Parents are always rushing. We pack so much into our kids’ lives now, that finding time to breathe takes quite an effort and you can forget about having a leisurely crap – there’s just no time. People are often quite shocked about how fast I eat. I put it down to having four kids so close together. I had to get it down my neck before one of them needed something. Have you ever thought about how proficient parents become at eating one handed? My ex and I used to call our dinners: one handed scoff. For years we were hard wired to only cooking meals that required a fork.
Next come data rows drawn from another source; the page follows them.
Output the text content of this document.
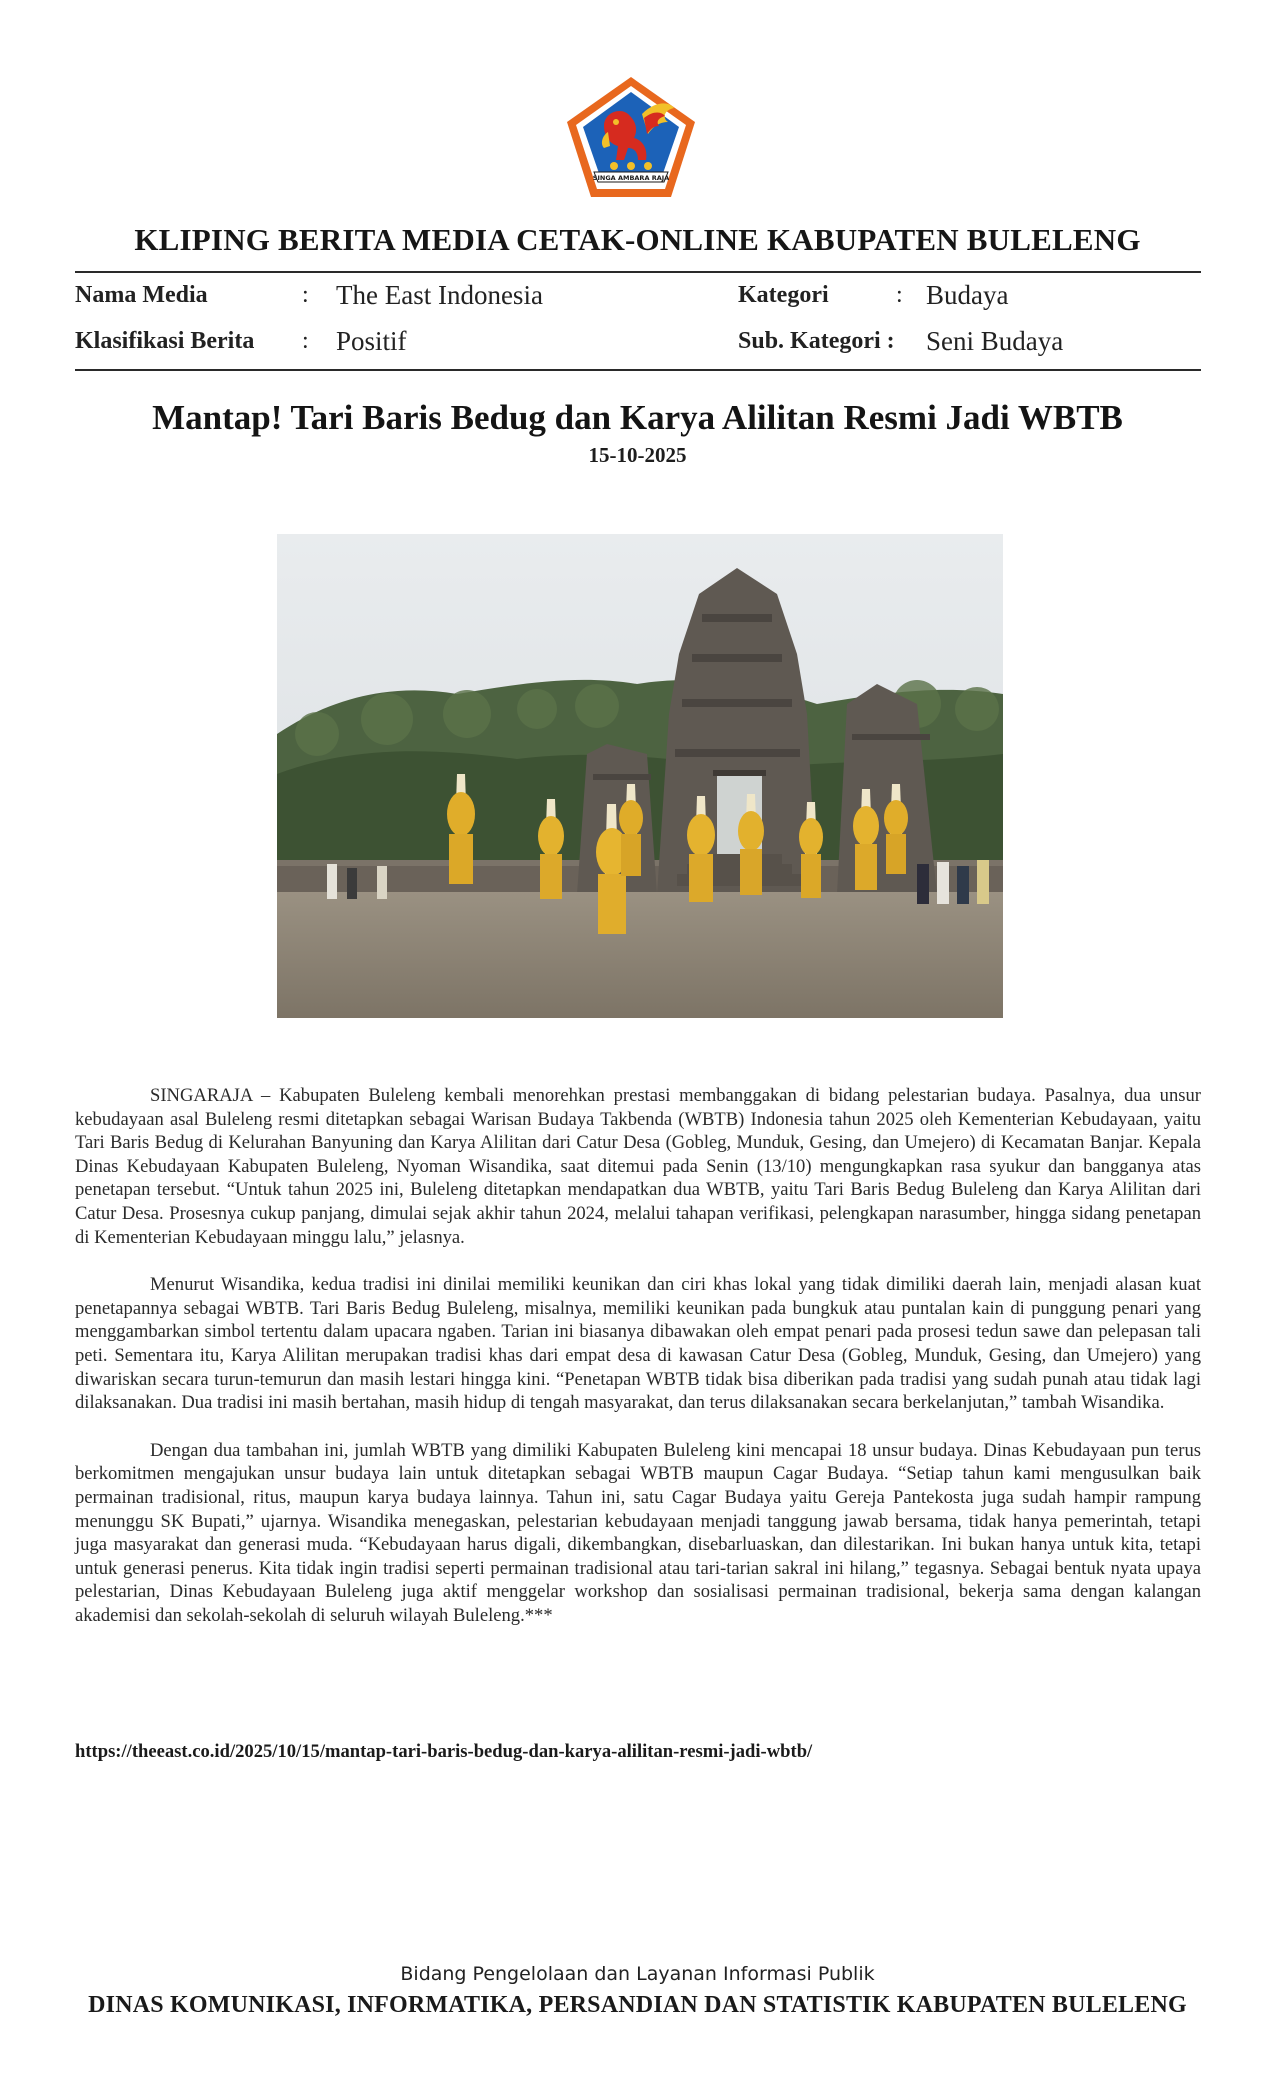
SINGA AMBARA RAJA
KLIPING BERITA MEDIA CETAK-ONLINE KABUPATEN BULELENG
Nama Media	: The East Indonesia
Klasifikasi Berita : Positif
Kategori	: Budaya
Sub. Kategori : Seni Budaya
Mantap! Tari Baris Bedug dan Karya Alilitan Resmi Jadi WBTB
15-10-2025

SINGARAJA – Kabupaten Buleleng kembali menorehkan prestasi membanggakan di bidang pelestarian budaya. Pasalnya, dua unsur kebudayaan asal Buleleng resmi ditetapkan sebagai Warisan Budaya Takbenda (WBTB) Indonesia tahun 2025 oleh Kementerian Kebudayaan, yaitu Tari Baris Bedug di Kelurahan Banyuning dan Karya Alilitan dari Catur Desa (Gobleg, Munduk, Gesing, dan Umejero) di Kecamatan Banjar. Kepala Dinas Kebudayaan Kabupaten Buleleng, Nyoman Wisandika, saat ditemui pada Senin (13/10) mengungkapkan rasa syukur dan bangganya atas penetapan tersebut. “Untuk tahun 2025 ini, Buleleng ditetapkan mendapatkan dua WBTB, yaitu Tari Baris Bedug Buleleng dan Karya Alilitan dari Catur Desa. Prosesnya cukup panjang, dimulai sejak akhir tahun 2024, melalui tahapan verifikasi, pelengkapan narasumber, hingga sidang penetapan di Kementerian Kebudayaan minggu lalu,” jelasnya.

Menurut Wisandika, kedua tradisi ini dinilai memiliki keunikan dan ciri khas lokal yang tidak dimiliki daerah lain, menjadi alasan kuat penetapannya sebagai WBTB. Tari Baris Bedug Buleleng, misalnya, memiliki keunikan pada bungkuk atau puntalan kain di punggung penari yang menggambarkan simbol tertentu dalam upacara ngaben. Tarian ini biasanya dibawakan oleh empat penari pada prosesi tedun sawe dan pelepasan tali peti. Sementara itu, Karya Alilitan merupakan tradisi khas dari empat desa di kawasan Catur Desa (Gobleg, Munduk, Gesing, dan Umejero) yang diwariskan secara turun-temurun dan masih lestari hingga kini. “Penetapan WBTB tidak bisa diberikan pada tradisi yang sudah punah atau tidak lagi dilaksanakan. Dua tradisi ini masih bertahan, masih hidup di tengah masyarakat, dan terus dilaksanakan secara berkelanjutan,” tambah Wisandika.

Dengan dua tambahan ini, jumlah WBTB yang dimiliki Kabupaten Buleleng kini mencapai 18 unsur budaya. Dinas Kebudayaan pun terus berkomitmen mengajukan unsur budaya lain untuk ditetapkan sebagai WBTB maupun Cagar Budaya. “Setiap tahun kami mengusulkan baik permainan tradisional, ritus, maupun karya budaya lainnya. Tahun ini, satu Cagar Budaya yaitu Gereja Pantekosta juga sudah hampir rampung menunggu SK Bupati,” ujarnya. Wisandika menegaskan, pelestarian kebudayaan menjadi tanggung jawab bersama, tidak hanya pemerintah, tetapi juga masyarakat dan generasi muda. “Kebudayaan harus digali, dikembangkan, disebarluaskan, dan dilestarikan. Ini bukan hanya untuk kita, tetapi untuk generasi penerus. Kita tidak ingin tradisi seperti permainan tradisional atau tari-tarian sakral ini hilang,” tegasnya. Sebagai bentuk nyata upaya pelestarian, Dinas Kebudayaan Buleleng juga aktif menggelar workshop dan sosialisasi permainan tradisional, bekerja sama dengan kalangan akademisi dan sekolah-sekolah di seluruh wilayah Buleleng.***

https://theeast.co.id/2025/10/15/mantap-tari-baris-bedug-dan-karya-alilitan-resmi-jadi-wbtb/
Bidang Pengelolaan dan Layanan Informasi Publik
DINAS KOMUNIKASI, INFORMATIKA, PERSANDIAN DAN STATISTIK KABUPATEN BULELENG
Finally, there’s tiredness. I can tackle just about anything life throws at me on sufficient sleep. One bad night, however and it’s like the hangover from hell. Where’s the post, Hun? (In the freezer). Mum, where’s that form you signed? (On the back of the shopping list). Where are my keys? (Inside). Where am I? (Locked out). So it goes on and so we all go on. Putting one foot in front of the other and hoping that life is good enough and on some days, much better. I just saw this post on Facebook, written by a mum with small kids: Lovely dog walk, with only 1 Minnie (sic) disaster ☺️ As parents, our lives are 1 mini disaster after another, but we take them in our stride and things can still be lovely. Above all, despite the bruises from walking into door knobs and furniture, the dodgy choice of clothes because of the lack of time and the fact that my children sometimes feel ignored, life could always be worse.

Postscript
Life Could Always Be Worse…we could be spending Easter in a tent, with 4 teenagers and no wifi in the pissing rain…oh, we are. Well, the tent could have a hole in it and the alcohol could run out.